We’ve been using GenieACS on our network for a while now, managing around 30k active CPEs. However, we’re currently facing challenges with the CWMP process on our VM, where CPU and memory usage consistently hit 100%. We suspect that certain CPEs are contributing to this issue by ignoring the InformInterval, and we’re actively collaborating with a vendor to address this behavior.
The server hosting our GenieACS VM has the following specifications:
CPU(s): 80 x Intel(R) Xeon(R) E7-4850 @ 2.00GHz (4 Sockets)
Kernel Version: Linux 6.5.11-7-pve
Our GenieACS VM itself is equipped with 32 cores, 16GB RAM, and runs all the necessary services, including database, NBI, CWMP, etc.

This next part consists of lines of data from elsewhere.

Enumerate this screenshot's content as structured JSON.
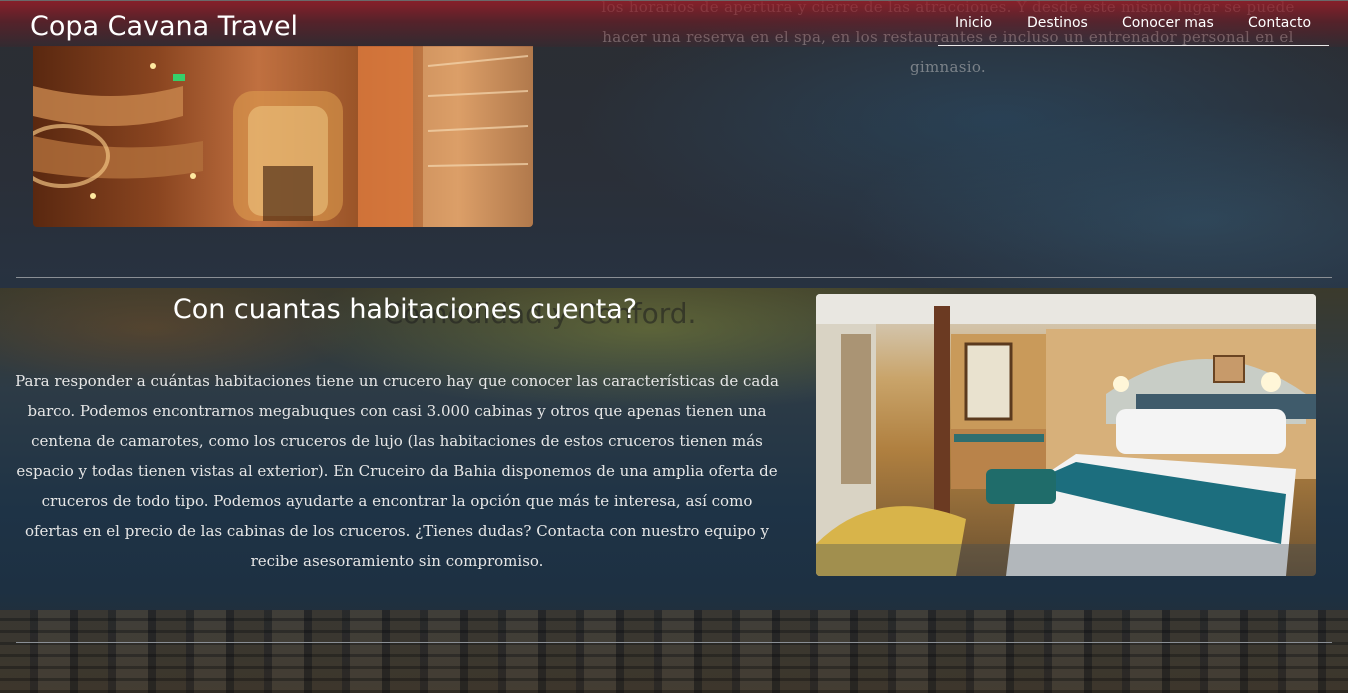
{
  "header": {
    "brand": "Copa Cavana Travel",
    "nav": [
      "Inicio",
      "Destinos",
      "Conocer mas",
      "Contacto"
    ]
  },
  "background_text": {
    "paragraph": "los horarios de apertura y cierre de las atracciones. Y desde este mismo lugar se puede hacer una reserva en el spa, en los restaurantes e incluso un entrenador personal en el gimnasio.",
    "title": "Comodidad y Conford."
  },
  "section": {
    "title": "Con cuantas habitaciones cuenta?",
    "body": "Para responder a cuántas habitaciones tiene un crucero hay que conocer las características de cada barco. Podemos encontrarnos megabuques con casi 3.000 cabinas y otros que apenas tienen una centena de camarotes, como los cruceros de lujo (las habitaciones de estos cruceros tienen más espacio y todas tienen vistas al exterior). En Cruceiro da Bahia disponemos de una amplia oferta de cruceros de todo tipo. Podemos ayudarte a encontrar la opción que más te interesa, así como ofertas en el precio de las cabinas de los cruceros. ¿Tienes dudas? Contacta con nuestro equipo y recibe asesoramiento sin compromiso."
  },
  "colors": {
    "header_accent": "#9e1e2a",
    "text": "#ffffff"
  }
}
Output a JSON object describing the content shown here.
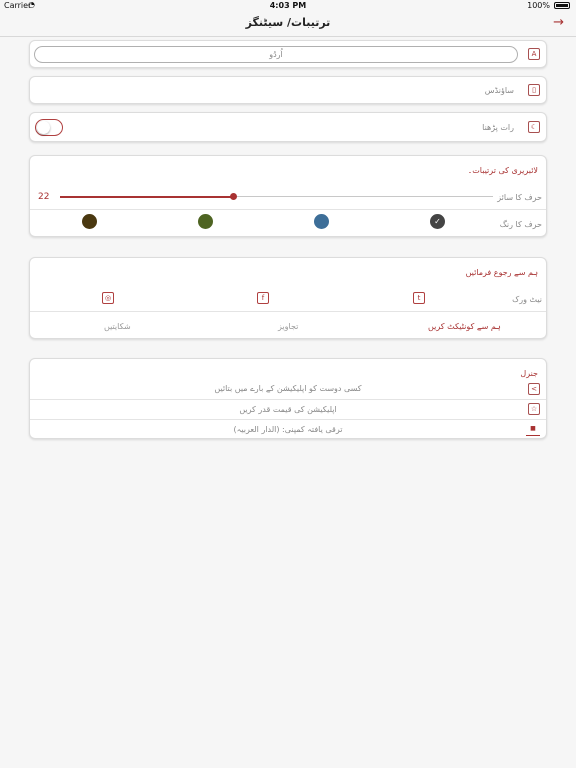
{
  "status_bar": {
    "carrier": "Carrier",
    "time": "4:03 PM",
    "battery": "100%"
  },
  "nav": {
    "title": "ترتیبات/ سیٹنگز",
    "back_icon": "arrow-right-icon"
  },
  "language": {
    "value": "اُردُو",
    "icon": "translate-icon"
  },
  "sounds": {
    "label": "ساؤنڈس",
    "icon": "microphone-icon"
  },
  "night_reading": {
    "label": "رات پڑھنا",
    "icon": "moon-icon",
    "enabled": false
  },
  "library": {
    "heading": "لائبریری کی ترتیبات۔",
    "font_size_label": "حرف کا سائز",
    "font_size_value": "22",
    "font_size_fraction": 0.4,
    "font_color_label": "حرف کا رنگ",
    "swatches": [
      {
        "color": "#4a3810",
        "selected": false
      },
      {
        "color": "#4e6422",
        "selected": false
      },
      {
        "color": "#3d6e98",
        "selected": false
      },
      {
        "color": "#444444",
        "selected": true
      }
    ]
  },
  "contact": {
    "heading": "ہم سے رجوع فرمائیں",
    "network_label": "نیٹ ورک",
    "social_icons": [
      "twitter-icon",
      "facebook-icon",
      "instagram-icon"
    ],
    "tabs": {
      "contact": "ہم سے کونٹیکٹ کریں",
      "suggestions": "تجاویز",
      "complaints": "شکایتیں"
    }
  },
  "general": {
    "heading": "جنرل",
    "rows": [
      {
        "label": "کسی دوست کو اپلیکیشن کے بارے میں بتائیں",
        "icon": "share-icon"
      },
      {
        "label": "اپلیکیشن کی قیمت قدر کریں",
        "icon": "star-icon"
      },
      {
        "label": "ترقی یافتہ کمپنی: (الدار العربیہ)",
        "icon": "company-logo-icon"
      }
    ]
  },
  "colors": {
    "accent": "#a83232",
    "background": "#f6f6f6"
  }
}
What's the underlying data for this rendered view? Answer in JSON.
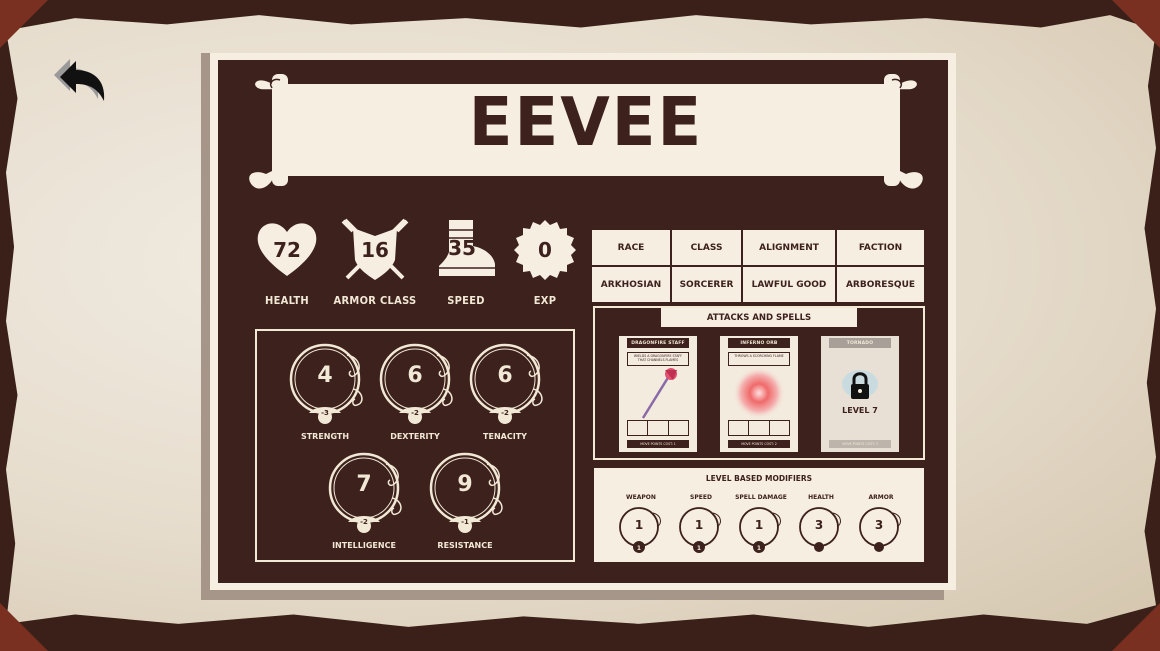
{
  "character": {
    "name": "EEVEE"
  },
  "stats": [
    {
      "key": "health",
      "value": "72",
      "label": "HEALTH"
    },
    {
      "key": "armor_class",
      "value": "16",
      "label": "ARMOR CLASS"
    },
    {
      "key": "speed",
      "value": "35",
      "label": "SPEED"
    },
    {
      "key": "exp",
      "value": "0",
      "label": "EXP"
    }
  ],
  "info": {
    "headers": [
      "RACE",
      "CLASS",
      "ALIGNMENT",
      "FACTION"
    ],
    "values": [
      "ARKHOSIAN",
      "SORCERER",
      "LAWFUL GOOD",
      "ARBORESQUE"
    ]
  },
  "attributes": [
    {
      "label": "STRENGTH",
      "value": "4",
      "modifier": "-3"
    },
    {
      "label": "DEXTERITY",
      "value": "6",
      "modifier": "-2"
    },
    {
      "label": "TENACITY",
      "value": "6",
      "modifier": "-2"
    },
    {
      "label": "INTELLIGENCE",
      "value": "7",
      "modifier": "-2"
    },
    {
      "label": "RESISTANCE",
      "value": "9",
      "modifier": "-1"
    }
  ],
  "spells": {
    "title": "ATTACKS AND SPELLS",
    "cards": [
      {
        "name": "DRAGONFIRE STAFF",
        "desc": "WIELDS A DRAGONFIRE STAFF THAT CHANNELS FLAMES",
        "footer": "MOVE POINTS COST: 1",
        "locked": false
      },
      {
        "name": "INFERNO ORB",
        "desc": "THROWS A SCORCHING FLAME",
        "footer": "MOVE POINTS COST: 2",
        "locked": false
      },
      {
        "name": "TORNADO",
        "desc": "",
        "footer": "MOVE POINTS COST: 3",
        "locked": true,
        "unlock_level": "LEVEL 7"
      }
    ]
  },
  "level_modifiers": {
    "title": "LEVEL BASED MODIFIERS",
    "items": [
      {
        "label": "WEAPON",
        "value": "1",
        "modifier": "1"
      },
      {
        "label": "SPEED",
        "value": "1",
        "modifier": "1"
      },
      {
        "label": "SPELL DAMAGE",
        "value": "1",
        "modifier": "1"
      },
      {
        "label": "HEALTH",
        "value": "3",
        "modifier": ""
      },
      {
        "label": "ARMOR",
        "value": "3",
        "modifier": ""
      }
    ]
  },
  "icons": {
    "back": "undo-arrow-icon",
    "health": "heart-icon",
    "armor_class": "shield-swords-icon",
    "speed": "boot-icon",
    "exp": "seal-badge-icon",
    "lock": "lock-icon"
  },
  "colors": {
    "dark": "#3d211c",
    "cream": "#f6eee0",
    "leather": "#7a3020"
  }
}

While working to resolve the CPE-related problem, the idea of segmenting GenieACS services came up as a potential solution. However, we want to clarify that this is just a thought that occurred during our troubleshooting process, and we’re not certain whether segmenting the services is a necessary step.
We welcome any insights or suggestions you may have on this matter. Thank you!
Obviously PeriodicInformInterval must be set correctly on all devices. => Prio 1
Optimize Provisions and check on which events they need to run (BOOSTRAP, BOOT, PERIODIC, etc.) => Prio 2
cwmp carries the most load (separating fs, nbi and ui from cwmp usually doesn’t help) mongodb might a bit, also there disk-access, files-system-type, etc… matter)
splitting cwmp can be done but increases complexity a lot. You might need a loadbalancer (haproxy) etc…
But looking at the number of devices and the server specs. You really need to focus on Prio 1 and 2
Thank you for your prompt response! We’re actively addressing the PeriodicInformInterval settings on all devices as our top priority and optimizing provisions based on relevant events, as you suggested.
We’ve been in discussions with the vendor to resolve the issues with the specific CPEs causing CPU and memory spikes. The events and scripts are also undergoing improvements to streamline the provisioning process.
Considering our network is expected to scale to around 90k CPEs or more by the end of the year, we are exploring potential strategies to enhance GenieACS performance. Given your experience, do you think it would be necessary to consider segmenting GenieACS services at this scale, or would you recommend focusing on further optimizations within the current setup?
What inform interval do you have set for your CPEs? With a network of 30k devices, you should easily be able to have an inform set to once / hour with the hardware you have. 30k devices/hr works out to an avg of one every 120 milliseconds, or about 8 requests per second.
You need to take stock of all the provision scripts that run when a CPE informs and figure out what you can/should scale back. For example, if one of your provision scripts refreshes the InternetGatewayDevice.DeviceInfo.UpTime param every time it connects, do you really need to do that? Or can you scale it back to refreshing every 6 hours?
One Option would be to manually check if the inform time works, e.g. picking one device, check the last inform timestamp, wait just before the next inform an check if the device checked in before.
Double the ram or add even more. Depending on the os and so on genieacs can use a lot of ram.
It is also quite important to check which variables are loaded when. It can make a major difference if you only check wan parameters once a day or load all connected hosts with mac addresses every 10 minutes.